Cops Still on the Hook for Alleged Teen Beating

     (CN) – Pennsylvania police may be liable for allegedly tackling a shirtless 19-year-old from behind and repeatedly beating him in the head and face with a flashlight, a federal judge ruled.
     Kevin Wilson and Julius Bradley sued the City of Chester, its housing authority and three police officers in August 2010 over an incident that occurred on Oct. 9, 2009.
     Bradley’s claims were dismissed this past June, and the housing authority and one of the officers were dismissed as defendants according to an agreement among parties.
     The pair had allegedly left a dance at the Leake Recreation Center around 11 p.m. when Wilson, then 19, noticed two police cars driving toward him and his group of about 20 friends.
     While an officer began speaking with Wilson’s cousin, Wilson continued walking — until Officer Joshua Dewees suddenly tackled him from behind, according to the federal complaint.
     Dewees insisted that Wilson and his friends had been “ripping their shirts off, swinging them around and using foul language” to rile up the crowd, and that Wilson elbowed his face.
     But Wilson said he never touched Dewees, who “bounced” him off of an approaching cop car and then beat his head and face with a 15-inch metal flashlight while two other officers held him back, Wilson testified.
     Though Wilson tried to surrender, the officers allegedly picked him up from his knees and struck him twice more. Dewees then handcuffed Wilson, placed him face down on a police car trunk and demanded that he wipe up his blood with his shirt, Wilson testified.
     Wilson said his requests for medical attention were ignored for 22 hours, and after his mother posted bail and took him home, he blacked out and was later diagnosed with a concussion.
     As a result, Wilson had to see a psychologist for about four months and continues to have headaches and fear flashlights and people coming near, he claimed.
     Dewees charged Wilson with disorderly conduct, harassment, resisting arrest, failure of disorderly persons to disperse upon official order, aggravated assault, simple assault and recklessly endangering another person. The affidavit makes no mention of a flashlight.
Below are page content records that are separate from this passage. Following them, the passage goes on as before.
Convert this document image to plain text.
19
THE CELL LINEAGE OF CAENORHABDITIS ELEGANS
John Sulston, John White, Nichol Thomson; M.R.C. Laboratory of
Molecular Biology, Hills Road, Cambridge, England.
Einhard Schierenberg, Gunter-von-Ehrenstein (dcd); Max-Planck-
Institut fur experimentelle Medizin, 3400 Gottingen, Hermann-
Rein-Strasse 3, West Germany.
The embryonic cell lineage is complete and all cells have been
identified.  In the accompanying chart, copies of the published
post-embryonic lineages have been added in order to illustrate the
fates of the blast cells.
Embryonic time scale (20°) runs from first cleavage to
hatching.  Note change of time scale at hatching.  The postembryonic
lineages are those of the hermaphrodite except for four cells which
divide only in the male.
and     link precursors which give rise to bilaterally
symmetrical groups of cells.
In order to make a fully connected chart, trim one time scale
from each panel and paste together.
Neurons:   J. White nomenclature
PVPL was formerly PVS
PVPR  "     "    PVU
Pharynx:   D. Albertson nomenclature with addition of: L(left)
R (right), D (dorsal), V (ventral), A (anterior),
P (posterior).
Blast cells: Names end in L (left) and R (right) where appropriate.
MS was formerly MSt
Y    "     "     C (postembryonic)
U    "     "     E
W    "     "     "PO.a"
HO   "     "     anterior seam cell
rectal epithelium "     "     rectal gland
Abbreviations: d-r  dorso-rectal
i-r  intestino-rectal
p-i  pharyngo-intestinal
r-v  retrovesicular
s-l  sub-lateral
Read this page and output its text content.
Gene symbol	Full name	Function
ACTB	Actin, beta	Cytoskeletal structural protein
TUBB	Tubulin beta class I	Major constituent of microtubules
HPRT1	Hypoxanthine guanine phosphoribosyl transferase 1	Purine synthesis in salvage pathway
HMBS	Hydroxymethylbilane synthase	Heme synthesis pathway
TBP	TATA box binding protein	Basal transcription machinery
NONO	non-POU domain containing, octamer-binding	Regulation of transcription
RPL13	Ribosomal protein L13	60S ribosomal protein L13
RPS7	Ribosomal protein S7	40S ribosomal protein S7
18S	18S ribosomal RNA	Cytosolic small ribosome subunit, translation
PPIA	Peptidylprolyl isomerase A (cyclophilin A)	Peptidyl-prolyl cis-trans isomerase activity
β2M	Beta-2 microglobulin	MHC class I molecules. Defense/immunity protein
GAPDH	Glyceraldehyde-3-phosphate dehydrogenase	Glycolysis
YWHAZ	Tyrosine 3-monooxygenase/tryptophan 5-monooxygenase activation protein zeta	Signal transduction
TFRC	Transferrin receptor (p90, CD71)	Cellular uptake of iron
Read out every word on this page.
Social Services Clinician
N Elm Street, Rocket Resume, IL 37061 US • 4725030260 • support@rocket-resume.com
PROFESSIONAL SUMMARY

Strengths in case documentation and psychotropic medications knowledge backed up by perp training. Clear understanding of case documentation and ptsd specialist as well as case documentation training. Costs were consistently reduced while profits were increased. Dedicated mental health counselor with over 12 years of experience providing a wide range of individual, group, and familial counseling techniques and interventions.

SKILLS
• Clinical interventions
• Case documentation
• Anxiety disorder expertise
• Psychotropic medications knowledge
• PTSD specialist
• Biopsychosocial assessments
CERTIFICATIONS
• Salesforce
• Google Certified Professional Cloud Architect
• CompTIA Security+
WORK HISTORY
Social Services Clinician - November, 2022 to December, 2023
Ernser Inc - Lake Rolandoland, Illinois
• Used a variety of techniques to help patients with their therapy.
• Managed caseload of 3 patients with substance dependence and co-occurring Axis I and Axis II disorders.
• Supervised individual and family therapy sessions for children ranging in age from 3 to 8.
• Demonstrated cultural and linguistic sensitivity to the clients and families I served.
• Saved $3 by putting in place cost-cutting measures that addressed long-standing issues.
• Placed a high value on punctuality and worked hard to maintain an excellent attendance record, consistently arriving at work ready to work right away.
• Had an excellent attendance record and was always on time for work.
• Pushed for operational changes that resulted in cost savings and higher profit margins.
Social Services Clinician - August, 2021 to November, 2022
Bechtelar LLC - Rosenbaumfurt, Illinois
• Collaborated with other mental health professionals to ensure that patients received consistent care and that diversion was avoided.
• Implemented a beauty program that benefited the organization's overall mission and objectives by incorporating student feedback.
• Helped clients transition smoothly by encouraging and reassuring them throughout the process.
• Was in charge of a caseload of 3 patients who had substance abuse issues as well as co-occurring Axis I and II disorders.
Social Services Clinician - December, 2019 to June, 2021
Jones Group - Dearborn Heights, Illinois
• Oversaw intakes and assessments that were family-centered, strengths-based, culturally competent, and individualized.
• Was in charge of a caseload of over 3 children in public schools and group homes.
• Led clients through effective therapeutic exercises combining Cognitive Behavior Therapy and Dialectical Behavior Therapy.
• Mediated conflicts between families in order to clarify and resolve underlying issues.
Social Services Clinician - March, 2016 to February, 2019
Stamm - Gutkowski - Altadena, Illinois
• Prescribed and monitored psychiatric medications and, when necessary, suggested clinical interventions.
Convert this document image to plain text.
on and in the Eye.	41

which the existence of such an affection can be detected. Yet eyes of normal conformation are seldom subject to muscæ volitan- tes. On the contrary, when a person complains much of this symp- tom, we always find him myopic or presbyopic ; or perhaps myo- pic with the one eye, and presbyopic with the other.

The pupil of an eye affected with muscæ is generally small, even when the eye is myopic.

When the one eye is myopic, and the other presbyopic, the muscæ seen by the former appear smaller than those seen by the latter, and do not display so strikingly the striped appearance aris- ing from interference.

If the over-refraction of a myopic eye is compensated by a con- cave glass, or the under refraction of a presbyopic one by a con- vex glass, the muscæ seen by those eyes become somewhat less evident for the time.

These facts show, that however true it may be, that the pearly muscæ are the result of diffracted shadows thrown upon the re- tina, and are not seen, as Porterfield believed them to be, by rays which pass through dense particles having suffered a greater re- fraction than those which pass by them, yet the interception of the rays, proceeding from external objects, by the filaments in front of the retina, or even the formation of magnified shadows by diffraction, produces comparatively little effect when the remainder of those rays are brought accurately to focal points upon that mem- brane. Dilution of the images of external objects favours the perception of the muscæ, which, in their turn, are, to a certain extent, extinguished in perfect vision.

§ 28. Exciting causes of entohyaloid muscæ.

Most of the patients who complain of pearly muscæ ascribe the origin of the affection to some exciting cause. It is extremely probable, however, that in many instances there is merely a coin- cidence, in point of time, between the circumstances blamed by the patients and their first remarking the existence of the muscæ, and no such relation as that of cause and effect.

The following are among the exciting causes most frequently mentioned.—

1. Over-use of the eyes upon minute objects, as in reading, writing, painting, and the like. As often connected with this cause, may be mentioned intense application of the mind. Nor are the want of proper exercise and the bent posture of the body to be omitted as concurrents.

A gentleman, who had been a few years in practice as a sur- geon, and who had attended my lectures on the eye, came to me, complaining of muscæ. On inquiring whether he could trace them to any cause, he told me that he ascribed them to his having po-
     A state judge dismissed all charges against Wilson about six months later.
     On July 8, U.S. District Judge R. Barclay Surrick dismissed all but Wilson’s claims against Officer David Brockway and Dewees for excessive force under the Fourth Amendment, false arrest, false imprisonment, assault and battery, malicious prosecution under state and federal law, and emotional distress.
     Claims against a third officer, Edward Corangi, and the housing authority were dismissed with prejudice under a deal they struck with the plaintiffs.
     Brockway, who said he helped make the arrest after seeing “an arm fly,” moved for summary judgment, and Dewees moved for partial summary judgment.
     Judge Surrick partially denied the motions earlier this month, tossing aside Dewees’ reliance on the fact that the dance crowd was “hyper” and that Wilson had drunk two beers at the dance.
     “Nowhere in the record is there any statement that plaintiff was acting at all intoxicated,” Surrick wrote, declining to dismiss the false arrest and imprisonment claims.
     The judge later added: “Plaintiff simply crossing at an intersection does not provide probable cause to justify Officer Dewees’s stop and seizure of plaintiff.”
     Though Wilson did not identify Brockway in court, his excessive force claims survived.
     “If we are to accept plaintiff’s testimony, which we must for purposes of this motion, we are satisfied that a jury may find Officer Brockway’s involvement in the arrest of plaintiff unlawful,” Surrick wrote.
     However, the judge dismissed the claims for malicious prosecution against Brockway and for emotional distress against both officers.
     Trial was set to begin Oct. 15.